Não estaremos longe da verdade se afirmarmos que os contemporâneos não têm raízes daquele primeiro Ciclo. Um alto índice de mortalidade, baixo índice de nascimento, mortalidade infantil, número pequeno de mulheres, facilita a conclusão.
Tendo documentos se vai longe. “Em princípios do século XVIII, muitas das famílias inter-relacionadas do núcleo de elite incluíam descendentes do pioneiro colonizador baiano, Diogo Álvares, o Caramuru, especialmente com sua esposa índia Catarina Paraguaçu”.Segredos Internos de Stuart Schwarzt pág.230. Porém muitos documentos foram destruídos dificultando as pesquisas dos estudiosos.
MEMÓRIA PERDIDA
Igreja do bairro brasileiro em Lagos, Nigéria.
“A despeito do louvável trabalho de muitos estudiosos, a historia do tráfico negreiro baiano ainda está por ser escrita, carecendo de documentação, especialmente para o período anterior a 1700”. Segredos Internos pág. 280,
Em Fluxo e Refluxo de Pierre Verger pág. 16 ….”uma grande parte dos documentos sobre a questão dos escravos e do tráfico foi destruída no Brasil em 1891, após a abolição…
As razões deste ‘ato de fé’ abolicionista, atribuído à iniciativa de Ruy Barbosa, então Ministro das Finanças, são discutíveis.
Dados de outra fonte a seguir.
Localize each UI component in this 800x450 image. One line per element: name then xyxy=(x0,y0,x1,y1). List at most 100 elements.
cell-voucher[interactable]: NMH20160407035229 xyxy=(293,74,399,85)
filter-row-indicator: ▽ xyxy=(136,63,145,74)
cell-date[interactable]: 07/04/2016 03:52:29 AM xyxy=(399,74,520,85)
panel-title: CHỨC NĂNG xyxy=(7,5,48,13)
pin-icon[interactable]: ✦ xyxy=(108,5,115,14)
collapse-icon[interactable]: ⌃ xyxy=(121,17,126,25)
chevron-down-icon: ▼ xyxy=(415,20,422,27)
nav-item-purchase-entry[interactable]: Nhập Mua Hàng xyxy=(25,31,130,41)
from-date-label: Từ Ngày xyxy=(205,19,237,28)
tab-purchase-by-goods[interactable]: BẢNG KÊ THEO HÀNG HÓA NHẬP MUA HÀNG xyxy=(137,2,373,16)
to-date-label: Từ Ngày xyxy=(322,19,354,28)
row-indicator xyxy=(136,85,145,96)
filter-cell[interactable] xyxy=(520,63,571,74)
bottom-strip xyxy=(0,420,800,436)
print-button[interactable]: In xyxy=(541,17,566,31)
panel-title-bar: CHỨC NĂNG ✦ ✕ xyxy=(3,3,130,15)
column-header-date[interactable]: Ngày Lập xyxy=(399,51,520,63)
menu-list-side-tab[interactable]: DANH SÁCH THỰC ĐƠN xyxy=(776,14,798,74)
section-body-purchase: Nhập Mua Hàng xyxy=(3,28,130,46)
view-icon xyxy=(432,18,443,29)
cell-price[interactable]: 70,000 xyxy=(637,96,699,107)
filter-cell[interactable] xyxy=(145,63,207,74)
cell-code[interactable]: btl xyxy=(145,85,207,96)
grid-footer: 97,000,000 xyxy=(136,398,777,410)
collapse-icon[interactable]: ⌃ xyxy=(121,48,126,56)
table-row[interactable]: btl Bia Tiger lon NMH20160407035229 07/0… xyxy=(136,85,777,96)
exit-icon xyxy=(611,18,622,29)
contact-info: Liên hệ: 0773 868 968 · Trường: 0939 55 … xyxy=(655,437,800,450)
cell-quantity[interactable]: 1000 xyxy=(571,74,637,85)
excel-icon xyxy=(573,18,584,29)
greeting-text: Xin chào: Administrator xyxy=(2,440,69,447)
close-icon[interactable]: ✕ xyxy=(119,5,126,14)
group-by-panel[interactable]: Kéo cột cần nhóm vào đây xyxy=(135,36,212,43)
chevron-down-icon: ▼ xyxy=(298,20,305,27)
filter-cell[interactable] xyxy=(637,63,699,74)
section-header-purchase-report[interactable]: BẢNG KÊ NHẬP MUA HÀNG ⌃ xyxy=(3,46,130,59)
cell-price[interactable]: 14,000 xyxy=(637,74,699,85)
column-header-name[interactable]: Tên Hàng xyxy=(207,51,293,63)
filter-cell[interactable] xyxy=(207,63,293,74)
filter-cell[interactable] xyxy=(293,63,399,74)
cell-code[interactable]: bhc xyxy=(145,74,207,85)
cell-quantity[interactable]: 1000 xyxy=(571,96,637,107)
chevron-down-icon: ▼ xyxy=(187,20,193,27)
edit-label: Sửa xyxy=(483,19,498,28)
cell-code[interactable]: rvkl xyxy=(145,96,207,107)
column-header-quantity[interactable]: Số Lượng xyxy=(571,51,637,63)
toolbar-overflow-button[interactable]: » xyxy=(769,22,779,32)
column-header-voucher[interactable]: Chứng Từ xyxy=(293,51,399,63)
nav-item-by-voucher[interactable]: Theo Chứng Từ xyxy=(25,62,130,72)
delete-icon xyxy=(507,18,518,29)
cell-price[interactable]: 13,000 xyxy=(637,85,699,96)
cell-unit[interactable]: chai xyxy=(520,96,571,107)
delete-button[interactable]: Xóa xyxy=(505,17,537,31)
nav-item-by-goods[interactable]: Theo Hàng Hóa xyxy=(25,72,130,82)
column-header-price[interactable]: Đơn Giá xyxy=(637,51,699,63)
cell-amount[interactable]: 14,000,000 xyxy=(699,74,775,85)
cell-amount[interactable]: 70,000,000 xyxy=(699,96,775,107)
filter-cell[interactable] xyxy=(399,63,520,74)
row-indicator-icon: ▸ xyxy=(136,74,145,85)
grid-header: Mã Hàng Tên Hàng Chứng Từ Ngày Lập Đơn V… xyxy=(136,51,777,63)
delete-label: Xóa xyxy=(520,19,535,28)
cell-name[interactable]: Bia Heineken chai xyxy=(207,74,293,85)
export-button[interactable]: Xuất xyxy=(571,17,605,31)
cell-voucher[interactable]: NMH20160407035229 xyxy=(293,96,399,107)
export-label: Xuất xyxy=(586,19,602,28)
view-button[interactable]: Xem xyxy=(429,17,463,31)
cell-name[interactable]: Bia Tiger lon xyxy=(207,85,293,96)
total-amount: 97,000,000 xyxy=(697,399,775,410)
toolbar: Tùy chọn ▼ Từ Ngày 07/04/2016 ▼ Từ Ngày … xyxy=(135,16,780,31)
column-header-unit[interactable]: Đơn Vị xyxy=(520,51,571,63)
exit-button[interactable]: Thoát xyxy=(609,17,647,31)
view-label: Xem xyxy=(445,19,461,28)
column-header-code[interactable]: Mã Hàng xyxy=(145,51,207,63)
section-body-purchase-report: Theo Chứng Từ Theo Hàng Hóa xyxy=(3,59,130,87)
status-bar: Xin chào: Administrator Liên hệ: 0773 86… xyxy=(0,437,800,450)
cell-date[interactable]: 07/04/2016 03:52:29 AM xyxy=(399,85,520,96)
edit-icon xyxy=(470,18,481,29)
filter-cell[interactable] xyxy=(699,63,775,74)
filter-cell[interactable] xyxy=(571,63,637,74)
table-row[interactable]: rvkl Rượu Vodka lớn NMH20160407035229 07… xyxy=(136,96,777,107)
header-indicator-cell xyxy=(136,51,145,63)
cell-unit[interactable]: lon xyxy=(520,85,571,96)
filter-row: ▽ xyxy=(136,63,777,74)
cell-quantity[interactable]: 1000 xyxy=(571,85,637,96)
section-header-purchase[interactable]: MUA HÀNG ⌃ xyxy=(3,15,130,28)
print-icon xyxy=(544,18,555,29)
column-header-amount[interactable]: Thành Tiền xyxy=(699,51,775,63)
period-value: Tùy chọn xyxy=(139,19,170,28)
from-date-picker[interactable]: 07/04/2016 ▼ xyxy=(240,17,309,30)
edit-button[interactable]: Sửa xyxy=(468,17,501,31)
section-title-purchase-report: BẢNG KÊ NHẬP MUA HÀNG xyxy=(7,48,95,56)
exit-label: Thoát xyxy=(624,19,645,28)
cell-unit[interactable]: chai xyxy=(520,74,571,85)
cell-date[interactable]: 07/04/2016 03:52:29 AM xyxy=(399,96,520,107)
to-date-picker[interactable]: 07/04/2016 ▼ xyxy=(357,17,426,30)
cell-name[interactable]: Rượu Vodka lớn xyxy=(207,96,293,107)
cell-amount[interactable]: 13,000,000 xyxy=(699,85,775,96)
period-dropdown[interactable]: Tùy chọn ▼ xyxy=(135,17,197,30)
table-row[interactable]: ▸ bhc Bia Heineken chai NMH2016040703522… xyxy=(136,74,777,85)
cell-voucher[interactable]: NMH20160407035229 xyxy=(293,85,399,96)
Dizem alguns que a nova Republica brasileira queria apagar para sempre a lembrança e os traços da escravidão do país.”
São também apontadas razões econômicas para a atitude de Ruy – a semelhança dos colonos ingleses e franceses (indenizados com a emancipação) os colonos brasileiros também requereram indenizações.
“Joaquim Nabuco, em um discurso na Câmara dos deputados, leu uma petição de seus leitores para que: … os livros de matricula geral dos escravos do Império sejam cancelados ou inutilizados….Indenização monstruosa… porque grande parte desses escravos eram africanos ilegalmente escravizados, já que haviam aportados ao Brasil posteriormente à Lei Feijó, de 7 de novembro de 1831. ..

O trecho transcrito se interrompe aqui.